Senator Mason emphasised that while aid was important, what Foreign Minister Julie Bishop wants people to appreciate, and he believes Pacific leaders do, is that the private sector is at the centre growth.

“You are only going to get sustainable economic development when you have a growing private sector,” he said.

“Otherwise simply, aid of course becomes something that the Pacific Island Countries will use for service delivery.

“That really isn’t the idea of foreign aid, we want to build up a sustainable private sector that can employ people, and do what governments should do.

“You know raise taxes for private industry and then support their people with health education and welfare.”

He said this is what the Australian aid paradigm is moving towards.

“To try to build up the private sector and develop partnerships and leverage with important private businesses,” he said.

“Now that is easier in some countries than in others…I accept that.

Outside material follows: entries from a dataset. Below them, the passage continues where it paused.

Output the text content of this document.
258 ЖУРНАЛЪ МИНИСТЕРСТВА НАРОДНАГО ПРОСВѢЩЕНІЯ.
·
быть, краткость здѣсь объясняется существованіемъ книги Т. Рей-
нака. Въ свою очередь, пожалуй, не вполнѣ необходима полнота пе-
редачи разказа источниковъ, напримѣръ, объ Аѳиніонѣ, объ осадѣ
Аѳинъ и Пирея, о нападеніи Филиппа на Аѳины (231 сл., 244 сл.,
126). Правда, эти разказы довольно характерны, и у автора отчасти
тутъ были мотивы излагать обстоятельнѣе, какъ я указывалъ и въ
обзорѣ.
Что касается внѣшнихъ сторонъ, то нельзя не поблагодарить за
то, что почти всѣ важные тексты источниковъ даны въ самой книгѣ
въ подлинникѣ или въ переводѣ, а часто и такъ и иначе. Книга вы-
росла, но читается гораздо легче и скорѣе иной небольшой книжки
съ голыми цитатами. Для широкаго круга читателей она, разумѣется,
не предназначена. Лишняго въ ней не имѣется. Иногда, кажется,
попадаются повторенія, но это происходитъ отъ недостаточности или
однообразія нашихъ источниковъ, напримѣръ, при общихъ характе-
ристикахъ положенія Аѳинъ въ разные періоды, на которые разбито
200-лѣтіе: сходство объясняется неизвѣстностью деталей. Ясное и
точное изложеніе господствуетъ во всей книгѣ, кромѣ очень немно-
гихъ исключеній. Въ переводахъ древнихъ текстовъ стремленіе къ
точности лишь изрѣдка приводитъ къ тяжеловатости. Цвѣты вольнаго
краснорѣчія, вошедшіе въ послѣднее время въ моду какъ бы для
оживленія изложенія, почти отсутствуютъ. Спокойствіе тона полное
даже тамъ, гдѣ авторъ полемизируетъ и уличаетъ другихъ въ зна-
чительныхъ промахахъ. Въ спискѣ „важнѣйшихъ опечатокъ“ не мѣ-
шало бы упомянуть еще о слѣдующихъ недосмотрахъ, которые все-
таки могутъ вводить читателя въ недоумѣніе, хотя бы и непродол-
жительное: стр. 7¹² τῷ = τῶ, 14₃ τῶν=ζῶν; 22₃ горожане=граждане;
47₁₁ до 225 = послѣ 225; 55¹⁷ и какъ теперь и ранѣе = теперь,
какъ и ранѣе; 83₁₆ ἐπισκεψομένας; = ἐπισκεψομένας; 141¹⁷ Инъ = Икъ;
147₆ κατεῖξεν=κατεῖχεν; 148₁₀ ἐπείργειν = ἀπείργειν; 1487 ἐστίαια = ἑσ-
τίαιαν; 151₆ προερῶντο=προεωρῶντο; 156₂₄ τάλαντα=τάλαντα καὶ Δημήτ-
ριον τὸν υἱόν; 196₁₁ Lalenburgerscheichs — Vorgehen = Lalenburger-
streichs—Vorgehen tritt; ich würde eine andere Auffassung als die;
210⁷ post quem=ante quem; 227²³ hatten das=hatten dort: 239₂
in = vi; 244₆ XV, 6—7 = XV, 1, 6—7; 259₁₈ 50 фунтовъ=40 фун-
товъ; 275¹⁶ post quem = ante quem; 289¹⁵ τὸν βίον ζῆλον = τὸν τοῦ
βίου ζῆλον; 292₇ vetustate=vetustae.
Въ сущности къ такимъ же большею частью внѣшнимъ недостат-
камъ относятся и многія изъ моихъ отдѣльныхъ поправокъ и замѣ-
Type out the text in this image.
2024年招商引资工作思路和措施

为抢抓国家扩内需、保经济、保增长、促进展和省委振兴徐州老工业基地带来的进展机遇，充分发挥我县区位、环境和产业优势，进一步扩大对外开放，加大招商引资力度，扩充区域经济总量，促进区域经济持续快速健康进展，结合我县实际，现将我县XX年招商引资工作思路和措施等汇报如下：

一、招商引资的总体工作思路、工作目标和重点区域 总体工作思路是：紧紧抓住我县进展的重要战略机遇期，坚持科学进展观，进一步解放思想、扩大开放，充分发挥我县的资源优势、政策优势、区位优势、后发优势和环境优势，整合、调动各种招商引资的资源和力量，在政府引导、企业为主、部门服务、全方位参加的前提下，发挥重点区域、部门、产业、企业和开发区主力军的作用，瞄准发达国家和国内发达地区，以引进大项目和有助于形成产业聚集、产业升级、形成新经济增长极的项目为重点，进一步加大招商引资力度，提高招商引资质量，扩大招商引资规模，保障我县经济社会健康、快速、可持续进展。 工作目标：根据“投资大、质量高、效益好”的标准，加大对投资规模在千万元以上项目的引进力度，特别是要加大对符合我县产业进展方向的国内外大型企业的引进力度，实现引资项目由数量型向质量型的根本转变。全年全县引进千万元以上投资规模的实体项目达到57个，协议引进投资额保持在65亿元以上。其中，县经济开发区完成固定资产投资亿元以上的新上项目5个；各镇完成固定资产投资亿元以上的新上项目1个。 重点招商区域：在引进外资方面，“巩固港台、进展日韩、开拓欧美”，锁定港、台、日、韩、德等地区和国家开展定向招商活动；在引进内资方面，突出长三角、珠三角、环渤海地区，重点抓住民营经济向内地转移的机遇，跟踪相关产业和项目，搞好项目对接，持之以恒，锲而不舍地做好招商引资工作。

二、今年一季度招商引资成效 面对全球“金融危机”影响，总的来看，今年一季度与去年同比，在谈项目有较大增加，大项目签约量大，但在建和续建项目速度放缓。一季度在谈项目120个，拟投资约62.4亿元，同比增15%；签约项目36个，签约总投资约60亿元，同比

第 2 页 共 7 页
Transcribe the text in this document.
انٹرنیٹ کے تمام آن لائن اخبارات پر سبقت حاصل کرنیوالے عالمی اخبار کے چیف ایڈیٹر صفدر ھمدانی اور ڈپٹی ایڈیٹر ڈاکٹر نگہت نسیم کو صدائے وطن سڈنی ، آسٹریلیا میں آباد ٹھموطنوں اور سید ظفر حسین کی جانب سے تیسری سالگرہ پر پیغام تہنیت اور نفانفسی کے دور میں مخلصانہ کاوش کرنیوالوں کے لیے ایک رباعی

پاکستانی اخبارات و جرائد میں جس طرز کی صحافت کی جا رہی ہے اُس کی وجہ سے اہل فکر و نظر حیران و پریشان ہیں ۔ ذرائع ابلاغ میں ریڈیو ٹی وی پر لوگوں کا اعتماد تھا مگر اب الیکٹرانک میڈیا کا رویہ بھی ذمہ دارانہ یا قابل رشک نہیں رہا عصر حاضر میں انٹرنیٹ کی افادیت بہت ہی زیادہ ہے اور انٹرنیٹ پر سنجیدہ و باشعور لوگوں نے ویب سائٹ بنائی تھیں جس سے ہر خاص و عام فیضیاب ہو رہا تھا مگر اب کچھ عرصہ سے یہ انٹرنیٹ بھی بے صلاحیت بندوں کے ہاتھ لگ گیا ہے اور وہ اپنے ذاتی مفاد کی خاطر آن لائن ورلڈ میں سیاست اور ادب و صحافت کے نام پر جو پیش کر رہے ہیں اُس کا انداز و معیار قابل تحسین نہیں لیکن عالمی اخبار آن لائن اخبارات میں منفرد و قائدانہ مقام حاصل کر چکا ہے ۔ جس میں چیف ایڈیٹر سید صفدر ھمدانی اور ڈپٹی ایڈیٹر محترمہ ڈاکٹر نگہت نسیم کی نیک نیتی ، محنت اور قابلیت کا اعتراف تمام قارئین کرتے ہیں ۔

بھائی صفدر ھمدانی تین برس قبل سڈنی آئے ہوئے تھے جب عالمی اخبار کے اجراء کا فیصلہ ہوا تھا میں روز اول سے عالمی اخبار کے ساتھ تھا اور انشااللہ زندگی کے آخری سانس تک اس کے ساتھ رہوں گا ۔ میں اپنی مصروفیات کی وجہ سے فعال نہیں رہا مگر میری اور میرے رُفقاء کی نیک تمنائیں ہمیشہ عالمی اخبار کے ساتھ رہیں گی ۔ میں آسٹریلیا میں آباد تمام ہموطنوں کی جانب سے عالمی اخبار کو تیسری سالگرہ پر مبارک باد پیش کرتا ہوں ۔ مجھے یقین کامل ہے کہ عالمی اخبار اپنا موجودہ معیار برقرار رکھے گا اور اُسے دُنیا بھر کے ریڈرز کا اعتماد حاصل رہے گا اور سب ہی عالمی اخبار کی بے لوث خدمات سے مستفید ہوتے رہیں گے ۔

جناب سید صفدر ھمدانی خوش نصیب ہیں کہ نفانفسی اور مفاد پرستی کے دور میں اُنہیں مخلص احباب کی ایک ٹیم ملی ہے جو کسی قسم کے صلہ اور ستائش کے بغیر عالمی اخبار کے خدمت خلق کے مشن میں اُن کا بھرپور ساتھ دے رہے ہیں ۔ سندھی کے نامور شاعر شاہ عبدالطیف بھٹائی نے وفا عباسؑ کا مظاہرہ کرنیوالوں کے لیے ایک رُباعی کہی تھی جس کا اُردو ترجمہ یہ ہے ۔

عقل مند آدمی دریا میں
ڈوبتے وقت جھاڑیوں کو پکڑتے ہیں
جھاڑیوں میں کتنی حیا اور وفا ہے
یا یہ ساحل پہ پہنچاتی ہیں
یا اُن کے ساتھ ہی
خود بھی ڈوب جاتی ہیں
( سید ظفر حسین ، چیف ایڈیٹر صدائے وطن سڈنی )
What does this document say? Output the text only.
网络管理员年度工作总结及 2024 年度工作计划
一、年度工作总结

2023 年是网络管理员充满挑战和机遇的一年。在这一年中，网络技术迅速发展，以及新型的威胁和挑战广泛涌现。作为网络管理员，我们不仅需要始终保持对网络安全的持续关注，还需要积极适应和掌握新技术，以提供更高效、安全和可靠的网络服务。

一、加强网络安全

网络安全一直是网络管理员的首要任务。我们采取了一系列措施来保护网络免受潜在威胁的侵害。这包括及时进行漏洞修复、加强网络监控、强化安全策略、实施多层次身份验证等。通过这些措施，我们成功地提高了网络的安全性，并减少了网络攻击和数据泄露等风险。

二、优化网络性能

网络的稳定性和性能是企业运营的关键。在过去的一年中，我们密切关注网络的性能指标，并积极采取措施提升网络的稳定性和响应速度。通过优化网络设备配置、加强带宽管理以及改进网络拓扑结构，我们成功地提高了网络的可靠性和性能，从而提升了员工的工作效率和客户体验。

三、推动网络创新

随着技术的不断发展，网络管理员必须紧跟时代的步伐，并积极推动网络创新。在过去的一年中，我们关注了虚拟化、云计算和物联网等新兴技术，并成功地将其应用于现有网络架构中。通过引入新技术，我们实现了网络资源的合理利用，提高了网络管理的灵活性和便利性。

“But Samoa, Fiji, PNG which have a pretty good base, even Vanuatu we are doing a bit of work there with the private sector.

“Because, as I say overseas development assistance from Australia as a proportion of national budgets is decreasing.”

He said one way to look at it was that Australia could give more in the way of foreign aid or its government could boost programs such as the Seasonal Worker Program where workers can then send remittances back home.

“That might be a far better way of actually of supporting island countries,” he said. “So it is issues like that, issues like promoting the private sector, philanthropy increasingly.

“So there in other words, it is not just about governments donor recipients any more, it a much broader panorama of development assistance.”